Dapchi school girls, Miss Khadija Grema, who was one of the freed girl has said five of her colleagues died of heart attack caused by stress while in custody of Boko Haram.
She also narrated how they were picked from Government Girls Technical College, Dapchi in Yobe state on February 19 by the jihadists.
Grema said the insurgents did not maltreat them, but five students died of heart attack and stress caused by the trauma of the abduction.
“That fateful day, we were ready for dinner, when we heard shootings then one of our teachers was calling and directing us to go out through the gate.
“We ran into the insurgents at the gate; they gathered all of us in the name of rescue when suddenly they asked one Babangida, the driver, to bring the truck which they packed us in.
“As we continue to move into the bush they ask for those who were fasting among us. They then served us drinks, meat and food after which we said our prayers and continued the journey.

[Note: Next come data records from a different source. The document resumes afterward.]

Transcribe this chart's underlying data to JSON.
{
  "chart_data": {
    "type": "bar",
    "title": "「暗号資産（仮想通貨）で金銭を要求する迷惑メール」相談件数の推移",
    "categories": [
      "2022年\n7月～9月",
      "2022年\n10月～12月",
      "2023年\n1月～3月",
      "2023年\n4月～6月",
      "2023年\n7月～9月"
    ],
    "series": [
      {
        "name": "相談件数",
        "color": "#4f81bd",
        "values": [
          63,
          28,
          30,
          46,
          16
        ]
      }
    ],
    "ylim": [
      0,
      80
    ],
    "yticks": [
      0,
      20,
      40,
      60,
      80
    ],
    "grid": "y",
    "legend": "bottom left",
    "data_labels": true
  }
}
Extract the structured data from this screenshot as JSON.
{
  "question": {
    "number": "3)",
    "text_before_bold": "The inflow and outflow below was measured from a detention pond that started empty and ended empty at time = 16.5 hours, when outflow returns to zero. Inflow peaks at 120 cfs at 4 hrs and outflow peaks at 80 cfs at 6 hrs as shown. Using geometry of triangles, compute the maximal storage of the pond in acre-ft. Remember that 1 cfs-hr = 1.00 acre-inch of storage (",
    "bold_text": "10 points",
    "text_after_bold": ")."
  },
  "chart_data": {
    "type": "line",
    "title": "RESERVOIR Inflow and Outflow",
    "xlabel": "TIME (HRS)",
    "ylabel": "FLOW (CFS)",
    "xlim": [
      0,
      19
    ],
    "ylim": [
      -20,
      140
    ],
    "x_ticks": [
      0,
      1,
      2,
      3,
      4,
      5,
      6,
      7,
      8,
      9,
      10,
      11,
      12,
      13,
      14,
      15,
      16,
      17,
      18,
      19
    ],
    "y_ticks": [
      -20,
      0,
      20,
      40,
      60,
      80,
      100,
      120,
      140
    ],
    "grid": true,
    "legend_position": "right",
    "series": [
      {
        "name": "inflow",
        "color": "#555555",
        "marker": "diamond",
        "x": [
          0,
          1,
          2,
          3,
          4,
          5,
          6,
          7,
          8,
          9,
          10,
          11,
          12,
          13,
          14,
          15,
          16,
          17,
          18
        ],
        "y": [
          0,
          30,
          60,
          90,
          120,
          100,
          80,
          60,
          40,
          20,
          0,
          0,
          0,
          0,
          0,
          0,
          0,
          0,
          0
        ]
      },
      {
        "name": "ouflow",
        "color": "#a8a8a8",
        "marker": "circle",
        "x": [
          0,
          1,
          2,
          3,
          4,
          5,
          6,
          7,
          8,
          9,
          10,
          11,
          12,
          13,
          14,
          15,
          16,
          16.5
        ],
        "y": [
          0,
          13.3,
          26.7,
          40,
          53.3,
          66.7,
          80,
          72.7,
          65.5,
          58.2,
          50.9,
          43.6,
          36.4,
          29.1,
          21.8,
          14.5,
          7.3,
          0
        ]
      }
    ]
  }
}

“We cross several rivers and streams and packed into one house where we lived. Honest we were not ill-treated. They didn’t torture us as they treated us well throughout our stay in captivity,’’ she explained.
She explained that they spoke Kanuri and Arab and also dispelled rumour that there were whites among those in captive.
“Five of our colleagues died of heart attack, trauma and stress as a result of the long trip. They didn’t allow us get close to them neither did they subject us to any molestation; or any kind of sexual harassment.’’
She explained that one of the girls was held back on the religious ground.
“She is a Christian and she refused to denounce her religion.”
The girls were handed over to the Federal Government Delegation at the Nigerian Air Force Base in Maiduguri on Wednesday night where they were flown to Abuja.
The Theatre Commander of Operation Lafiya Dole of the Nigerian Army, Maj.-Gen. Rogers Nicholas, handed over the girls to a four-member Federal Government’s delegation on Wednesday evening.
Minister of Information and Culture, Lai Mohammed confirmed the release of the schoolgirls unconditionally and no ransom paid.
”It is not true that we paid ransom for the release of the Dapchi girls, neither was there a prisoner swap to secure their release,’’ Mohammed, said.
“What happened was that the abduction itself was a breach of the ceasefire talks between the insurgents and the government, hence it became a moral burden on the abductors. Any report that we paid ransom or engaged in prisoner swap is false,” he said.